Auch schon gesehen...
shaboo
Stammgast
#9 erstellt: 18. Okt 2016, 23:50
Je aussagekräftiger und je besser gepflegt die Metadaten (Tags) sind, desto weniger spielt die Ordnerstruktur und Benennung der Dateien heutzutage überhaupt noch eine Rolle.

Deswegen sollte man sich vor dem Rippen auch sehr genau überlegen, welche Informationen in welchen Tags in welchem Format abgelegt werden sollen, damit man später beim Playback maximalen Komfort hat. Seine gesamte Sammlung später erneut zu taggen kann ähnlich nervig und zeitaufwendig sein wie den gesamten Kram noch einmal zu rippen.

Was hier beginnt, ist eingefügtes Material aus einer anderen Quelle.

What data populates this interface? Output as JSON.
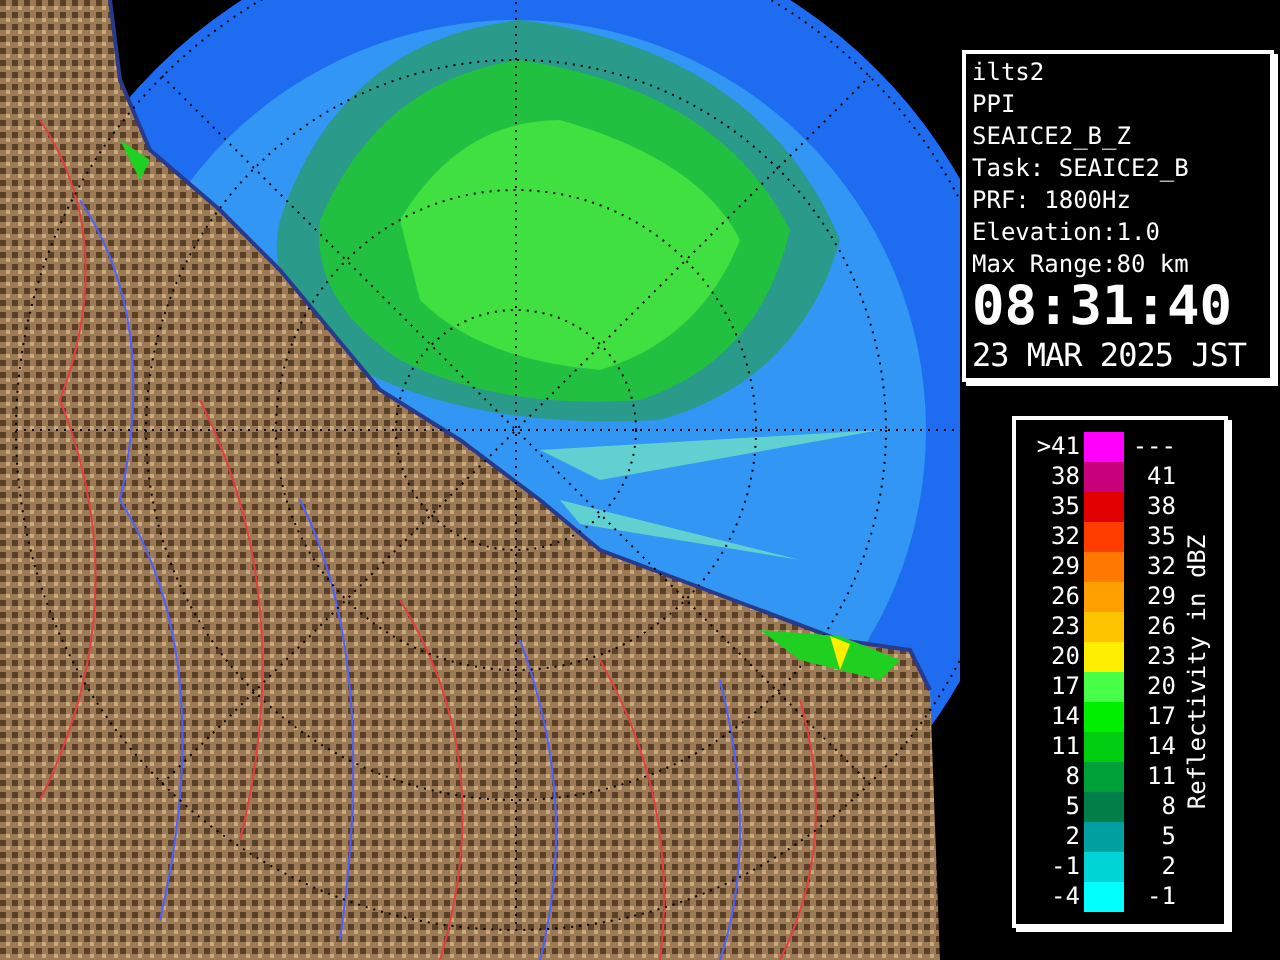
{
  "info": {
    "station": "ilts2",
    "scan_type": "PPI",
    "product": "SEAICE2_B_Z",
    "task": "Task: SEAICE2_B",
    "prf": "PRF: 1800Hz",
    "elevation": "Elevation:1.0",
    "max_range": "Max Range:80 km",
    "time": "08:31:40",
    "date": "23 MAR 2025 JST"
  },
  "legend": {
    "title": "Reflectivity in dBZ",
    "rows": [
      {
        "low": ">41",
        "high": "---",
        "color": "#ff00ff"
      },
      {
        "low": "38",
        "high": "41",
        "color": "#c8007c"
      },
      {
        "low": "35",
        "high": "38",
        "color": "#e00000"
      },
      {
        "low": "32",
        "high": "35",
        "color": "#ff3c00"
      },
      {
        "low": "29",
        "high": "32",
        "color": "#ff7800"
      },
      {
        "low": "26",
        "high": "29",
        "color": "#ffa000"
      },
      {
        "low": "23",
        "high": "26",
        "color": "#ffc400"
      },
      {
        "low": "20",
        "high": "23",
        "color": "#ffee00"
      },
      {
        "low": "17",
        "high": "20",
        "color": "#48ff48"
      },
      {
        "low": "14",
        "high": "17",
        "color": "#00f000"
      },
      {
        "low": "11",
        "high": "14",
        "color": "#00cc10"
      },
      {
        "low": "8",
        "high": "11",
        "color": "#00a038"
      },
      {
        "low": "5",
        "high": "8",
        "color": "#008048"
      },
      {
        "low": "2",
        "high": "5",
        "color": "#00a0a0"
      },
      {
        "low": "-1",
        "high": "2",
        "color": "#00d4d4"
      },
      {
        "low": "-4",
        "high": "-1",
        "color": "#00ffff"
      }
    ]
  }
}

Ein verlustfreies Format ist wichtig, damit man nur einmal in seinem Leben rippt; von Anfang an eine genaue Vorstellung von den Tags zu haben ist wichtig, damit man in seinem Leben auch nur ein einziges Mal taggt.
*Nightwolf*
Inventar
#10 erstellt: 19. Okt 2016, 06:20
Ich würde erstmal gucken, um wie viele CDs es geht. Bei einer größeren Menge (ich würde so ab 500 sagen) lohnt sich meiner Meinung nach DBPoweramp auf jeden Fall. Es bietet nicht nur die besseren Metadaten, im Vergleich zu EAC im genauen Modus ist es auch schneller, da erst genauer hingesehen wird, wenn der Vergleich mit der Accurate Rip Datenbank negativ ausfällt.
j!more
Inventar
#11 erstellt: 29. Okt 2016, 16:46
Ich würde bei 1500 CDs das Geld für dbpoweramp ausgeben - es ist komfortabel, schnell und kann wirklich alles, was man beim Rippen (und Konvertieren von Formaten) braucht. Als Zielformat zunächst flac, von da aus kann man ja alle anderen Formate generieren. Dazu MP3Tag oder Tag&Rename, für die komfortable Pflege der Tags. Da kann sich auch foobar nützlich machen oder - wenn es Kaufsoftware sein darf, jriver mediacenter. Bei der Größe der Musiksammlung rechnet sich die Ausgabe.
belphegore
Stammgast
#12 erstellt: 30. Okt 2016, 18:06
Ich rate dir auch zu EAC und FLAC und als zusätzlichen Tagger Tag & Rename

Wie es schon jemand anders sagte. Eine eindeutigen Ordnerstruktur, auch wenn getaggt, ist von Vorteil
Siehe auch Beitrag #8, hier:
http://www.hifi-forum.de/viewthread-258-3105.html
BlackVoodoo
Stammgast
#13 erstellt: 30. Okt 2016, 19:38
Danke für all die hilfreichen Tips!
shaboo
Stammgast
#14 erstellt: 30. Okt 2016, 20:26
Viel wichtiger als alles andere: Backups. Mindestens zwei.
j!more
Inventar
#15 erstellt: 02. Nov 2016, 15:22

shaboo (Beitrag #14) schrieb:
Viel wichtiger als alles andere: Backups. Mindestens zwei.


^3

Mit fast jedem Programm, das Tags pflegen kann, lässt sich eine beliebige Dateistruktur generieren - solange die entsprechenden Tags vorhanden sind. Deshlab würde ich mir wegen der Dateistruktur keinen Kopf machen, das erledigt die Software. Welche Struktur wofür am besten geeignet ist, lässt sich allgemein auch nicht sagen. Im Auto hat man da vielleicht andere Anforderungen als auf dem Smartphone. Wichtig sind in jedem Fall die Tags, aus denen sich alles andere ableiten lässt.
audioinside
Inventar
#16 erstellt: 27. Mrz 2017, 17:02

j!more (Beitrag #11) schrieb:
Ich würde bei 1500 CDs das Geld für dbpoweramp ausgeben - es ist komfortabel, schnell und kann wirklich alles, was man beim Rippen (und Konvertieren von Formaten) braucht. Als Zielformat zunächst flac, von da aus kann man ja alle anderen Formate generieren. Dazu MP3Tag oder Tag&Rename, für die komfortable Pflege der Tags. Da kann sich auch foobar nützlich machen oder - wenn es Kaufsoftware sein darf, jriver mediacenter. Bei der Größe der Musiksammlung rechnet sich die Ausgabe.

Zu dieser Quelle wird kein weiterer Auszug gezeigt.